7 thoughts on “Connectome

  1. I don’t mean to be Perfect Peter (Horrid Henry’s brother), but chromosome is a perfectly sensible naming, since chromatin, the nucleoprotein of chromosomes stains strongly with basic dyes. Actually showing nice bands. Sorry I started reading your post bottom-up.

    You’ll find that most citological and histollogical naming has to do with colours and shapes.

  2. The term “connectome” seems very adequate to comprehend the complexity of the brain as far as the ability to have conscious thoughts. The Connectome Project is probably destined for producing meaningless conclusions and a waste of funds. Brains get fully sprouted and the most synaptic connectivity at 2-3 years of age. After that new connections become insignificant and eventual as we age, all the unused connections fade away, leaving behind just the ones reinforced with “drug like” molecules (dopamine, endo-cannabinoids etc.) A more interesting project is the Brain on Chip project from MIT.
    http://web.mit.edu/newsoffice/2011/brain-chip-1115.html
    Peter, it would be great if you have any comments on that as it relates somehow with the last posting.
    In one calculation, it would make possible a fully conscious entity implementation using several hundred millions of those silicon chips. Cost will be probably several tens of billions, size of a large building and the power consumption in several hundred megawatts. I would expect learning and training to be faster than in a human brain but very difficult to implement because the mobility (and interacting with the environment) constrains.

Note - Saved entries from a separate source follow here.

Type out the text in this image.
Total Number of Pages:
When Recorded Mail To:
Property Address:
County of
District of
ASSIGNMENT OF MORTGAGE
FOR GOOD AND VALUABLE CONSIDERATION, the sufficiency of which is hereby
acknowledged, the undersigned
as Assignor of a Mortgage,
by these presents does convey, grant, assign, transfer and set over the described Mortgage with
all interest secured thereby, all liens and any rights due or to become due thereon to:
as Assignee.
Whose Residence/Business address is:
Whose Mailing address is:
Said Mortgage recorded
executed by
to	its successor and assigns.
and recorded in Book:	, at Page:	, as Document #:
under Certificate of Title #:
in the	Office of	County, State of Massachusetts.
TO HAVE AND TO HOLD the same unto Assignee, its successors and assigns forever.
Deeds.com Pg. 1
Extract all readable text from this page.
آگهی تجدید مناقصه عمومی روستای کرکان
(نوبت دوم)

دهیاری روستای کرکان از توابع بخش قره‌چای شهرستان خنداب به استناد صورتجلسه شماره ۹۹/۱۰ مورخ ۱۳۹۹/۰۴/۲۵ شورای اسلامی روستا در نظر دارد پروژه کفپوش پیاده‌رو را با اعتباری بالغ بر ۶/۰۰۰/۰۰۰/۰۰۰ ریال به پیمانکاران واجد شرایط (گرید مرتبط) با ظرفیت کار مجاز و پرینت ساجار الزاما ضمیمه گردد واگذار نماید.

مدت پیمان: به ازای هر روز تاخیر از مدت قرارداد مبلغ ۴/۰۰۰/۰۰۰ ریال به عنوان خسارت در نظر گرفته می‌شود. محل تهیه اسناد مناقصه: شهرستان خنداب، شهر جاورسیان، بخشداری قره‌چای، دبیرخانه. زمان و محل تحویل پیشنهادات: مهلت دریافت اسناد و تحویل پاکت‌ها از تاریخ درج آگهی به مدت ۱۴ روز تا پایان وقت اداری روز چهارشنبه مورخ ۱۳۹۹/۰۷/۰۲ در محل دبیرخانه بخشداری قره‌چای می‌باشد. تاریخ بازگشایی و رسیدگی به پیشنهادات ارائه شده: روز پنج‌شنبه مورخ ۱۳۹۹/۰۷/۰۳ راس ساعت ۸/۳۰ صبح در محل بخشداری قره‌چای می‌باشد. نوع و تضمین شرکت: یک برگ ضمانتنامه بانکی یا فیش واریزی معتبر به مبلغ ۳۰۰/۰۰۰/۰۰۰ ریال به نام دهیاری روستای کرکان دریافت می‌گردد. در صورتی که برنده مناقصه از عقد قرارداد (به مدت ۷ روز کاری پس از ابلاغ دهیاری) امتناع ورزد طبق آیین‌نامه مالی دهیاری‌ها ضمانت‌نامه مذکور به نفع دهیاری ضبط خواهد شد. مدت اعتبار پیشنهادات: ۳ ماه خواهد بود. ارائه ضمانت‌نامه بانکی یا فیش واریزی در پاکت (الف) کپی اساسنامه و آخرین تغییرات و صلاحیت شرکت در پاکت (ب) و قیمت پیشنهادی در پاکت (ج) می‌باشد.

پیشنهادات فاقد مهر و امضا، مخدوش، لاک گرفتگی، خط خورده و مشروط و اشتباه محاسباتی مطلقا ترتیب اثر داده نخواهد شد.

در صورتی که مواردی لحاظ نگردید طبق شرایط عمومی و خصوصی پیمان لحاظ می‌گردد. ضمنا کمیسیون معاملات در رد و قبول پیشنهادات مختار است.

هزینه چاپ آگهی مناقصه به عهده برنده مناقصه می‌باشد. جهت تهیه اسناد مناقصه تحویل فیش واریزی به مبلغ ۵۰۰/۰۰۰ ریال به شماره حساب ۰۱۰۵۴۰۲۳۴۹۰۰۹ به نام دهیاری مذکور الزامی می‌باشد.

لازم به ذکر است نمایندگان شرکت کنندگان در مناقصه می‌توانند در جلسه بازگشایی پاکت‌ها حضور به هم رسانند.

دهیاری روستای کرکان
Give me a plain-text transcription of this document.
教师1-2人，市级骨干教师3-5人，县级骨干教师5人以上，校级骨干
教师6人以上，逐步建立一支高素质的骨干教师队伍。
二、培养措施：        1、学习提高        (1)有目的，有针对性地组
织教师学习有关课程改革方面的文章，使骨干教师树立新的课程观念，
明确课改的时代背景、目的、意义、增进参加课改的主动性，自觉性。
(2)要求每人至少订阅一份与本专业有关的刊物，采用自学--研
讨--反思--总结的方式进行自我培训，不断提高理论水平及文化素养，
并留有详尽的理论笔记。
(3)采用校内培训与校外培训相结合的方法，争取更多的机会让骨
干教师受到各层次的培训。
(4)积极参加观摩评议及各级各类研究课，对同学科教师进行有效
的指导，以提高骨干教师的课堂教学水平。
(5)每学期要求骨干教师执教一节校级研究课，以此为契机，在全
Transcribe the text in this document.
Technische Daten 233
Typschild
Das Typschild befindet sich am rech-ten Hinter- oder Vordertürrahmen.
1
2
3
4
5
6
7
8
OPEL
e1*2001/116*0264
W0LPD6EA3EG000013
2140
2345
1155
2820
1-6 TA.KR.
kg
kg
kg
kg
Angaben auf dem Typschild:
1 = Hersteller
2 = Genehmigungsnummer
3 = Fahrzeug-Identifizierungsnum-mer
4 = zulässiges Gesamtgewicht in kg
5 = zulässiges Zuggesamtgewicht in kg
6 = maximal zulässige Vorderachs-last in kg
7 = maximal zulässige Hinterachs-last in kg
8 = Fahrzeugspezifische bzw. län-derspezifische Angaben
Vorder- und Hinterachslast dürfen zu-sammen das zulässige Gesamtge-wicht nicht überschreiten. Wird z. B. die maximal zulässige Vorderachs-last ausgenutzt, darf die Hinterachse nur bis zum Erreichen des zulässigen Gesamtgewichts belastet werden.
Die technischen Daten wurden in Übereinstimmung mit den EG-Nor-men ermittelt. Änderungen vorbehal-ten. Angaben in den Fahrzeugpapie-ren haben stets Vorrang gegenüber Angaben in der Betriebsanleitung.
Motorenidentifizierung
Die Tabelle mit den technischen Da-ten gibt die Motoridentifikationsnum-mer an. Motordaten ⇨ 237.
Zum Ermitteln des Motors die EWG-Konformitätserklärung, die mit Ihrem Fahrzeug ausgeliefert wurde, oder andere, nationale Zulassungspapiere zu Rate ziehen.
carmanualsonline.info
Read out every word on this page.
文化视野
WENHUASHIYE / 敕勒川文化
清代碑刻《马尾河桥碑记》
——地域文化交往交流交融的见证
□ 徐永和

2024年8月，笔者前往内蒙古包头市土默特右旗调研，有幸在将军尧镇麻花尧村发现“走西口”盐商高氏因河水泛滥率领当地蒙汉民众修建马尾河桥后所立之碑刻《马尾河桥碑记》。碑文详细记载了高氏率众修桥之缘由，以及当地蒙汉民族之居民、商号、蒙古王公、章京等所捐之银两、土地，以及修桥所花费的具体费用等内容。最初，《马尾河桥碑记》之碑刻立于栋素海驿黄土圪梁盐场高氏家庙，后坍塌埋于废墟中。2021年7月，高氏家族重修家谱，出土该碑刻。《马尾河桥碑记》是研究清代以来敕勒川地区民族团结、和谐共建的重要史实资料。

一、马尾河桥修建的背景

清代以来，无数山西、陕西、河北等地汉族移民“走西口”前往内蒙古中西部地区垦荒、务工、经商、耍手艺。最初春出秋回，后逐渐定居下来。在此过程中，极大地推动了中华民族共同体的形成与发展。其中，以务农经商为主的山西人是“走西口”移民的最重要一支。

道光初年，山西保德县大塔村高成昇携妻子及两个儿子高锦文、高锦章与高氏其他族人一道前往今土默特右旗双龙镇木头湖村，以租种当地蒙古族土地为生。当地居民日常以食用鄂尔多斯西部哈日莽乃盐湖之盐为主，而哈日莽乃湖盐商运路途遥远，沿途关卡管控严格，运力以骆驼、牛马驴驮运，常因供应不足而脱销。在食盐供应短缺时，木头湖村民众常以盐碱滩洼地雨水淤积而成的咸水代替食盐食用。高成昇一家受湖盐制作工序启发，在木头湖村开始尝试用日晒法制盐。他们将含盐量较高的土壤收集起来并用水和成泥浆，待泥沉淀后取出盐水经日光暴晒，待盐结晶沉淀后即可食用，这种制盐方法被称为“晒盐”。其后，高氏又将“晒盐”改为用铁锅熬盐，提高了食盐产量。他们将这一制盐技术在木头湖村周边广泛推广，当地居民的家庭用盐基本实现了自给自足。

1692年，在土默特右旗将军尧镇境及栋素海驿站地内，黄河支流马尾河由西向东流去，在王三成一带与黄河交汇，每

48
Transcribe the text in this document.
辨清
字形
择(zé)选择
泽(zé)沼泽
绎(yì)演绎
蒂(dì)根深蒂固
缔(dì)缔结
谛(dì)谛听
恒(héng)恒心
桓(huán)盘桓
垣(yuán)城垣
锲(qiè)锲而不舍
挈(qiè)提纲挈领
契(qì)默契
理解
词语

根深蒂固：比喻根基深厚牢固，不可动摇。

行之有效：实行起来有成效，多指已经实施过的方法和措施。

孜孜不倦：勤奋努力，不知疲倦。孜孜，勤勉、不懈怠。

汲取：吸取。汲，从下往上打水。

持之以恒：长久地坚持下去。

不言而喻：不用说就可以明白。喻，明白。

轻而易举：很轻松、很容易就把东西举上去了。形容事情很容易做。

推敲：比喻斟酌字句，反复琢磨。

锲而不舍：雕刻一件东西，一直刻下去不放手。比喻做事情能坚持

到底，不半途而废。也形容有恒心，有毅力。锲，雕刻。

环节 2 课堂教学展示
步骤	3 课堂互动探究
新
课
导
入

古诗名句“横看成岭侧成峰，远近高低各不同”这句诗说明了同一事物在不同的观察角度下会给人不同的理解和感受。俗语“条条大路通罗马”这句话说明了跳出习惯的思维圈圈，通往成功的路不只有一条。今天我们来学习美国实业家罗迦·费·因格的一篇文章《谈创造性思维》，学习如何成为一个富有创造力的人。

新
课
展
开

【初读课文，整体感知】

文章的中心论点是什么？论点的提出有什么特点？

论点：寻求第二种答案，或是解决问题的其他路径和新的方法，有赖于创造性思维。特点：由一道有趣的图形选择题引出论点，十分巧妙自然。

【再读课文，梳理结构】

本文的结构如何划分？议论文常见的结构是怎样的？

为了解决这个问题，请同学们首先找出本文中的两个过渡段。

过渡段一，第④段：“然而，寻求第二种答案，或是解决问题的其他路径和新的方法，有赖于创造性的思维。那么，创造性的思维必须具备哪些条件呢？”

  3. The second page of this article has an interesting discussion of modularity in the context of evolution.
    http://phps.snu.ac.kr/bbs/data/lecture_321613_09/evo_devo_Muller2007.pdf
    Perhaps not relevant to the connectome, but fascinating nonetheless: anatomical modules and the genetic modules that underlie them function somewhat independently of one another, e.g. on an evolutionary timescale, the genetic code for an arm might vary while the arm itself remains constant in structure.

  4. Have you had a chance to check out the National Academy of Engineering’s Grand Challenge, Peter?

    http://www.engineeringchallenges.org/cms/8996/9109.aspx

    I’m inclined to agree with your prognosis. If you think of what the epigenetics revolution has meant with reference to the Human Genome Project, you could make the argument that these ‘hardware’ approaches might not be nearly so illuminating as we think. To pick up on your point, there’s organic modularity and there’s informatic modularity, and its the intrinsic dynamicism of the latter that makes the question of the ‘connectome’ so difficult. Actual, functionally operational ‘connectomes,’ will likely be informatic (in the non-semantic sense). There’s a sense in which, sticking to the metaphor, the brain is likely far more analogous to what they recently called ‘junk DNA’ than to the ‘genome.’ Given the astronomical complexities posed by the former (all but demolishing the grander claims geneticists were once inclined to make) we probably should expect the 38 petaflop (most recent estimate) environment of the brain to pose an informatic jungle that is many, many orders of magnitude more complex.

    My guess is that the computer we will need to design to fully figure our brains out will be the one that flips a coin to decide whether to keep us was pets.

  5. Scott – yes. The Grand Challenge is interesting: setting it up as a matter of reverse engineering may well be a productive approach. At the same time, there are some extra problems when you don’t even have a perfectly clear grasp of the function of the thing being analysed, which I should say is still the case for the brain.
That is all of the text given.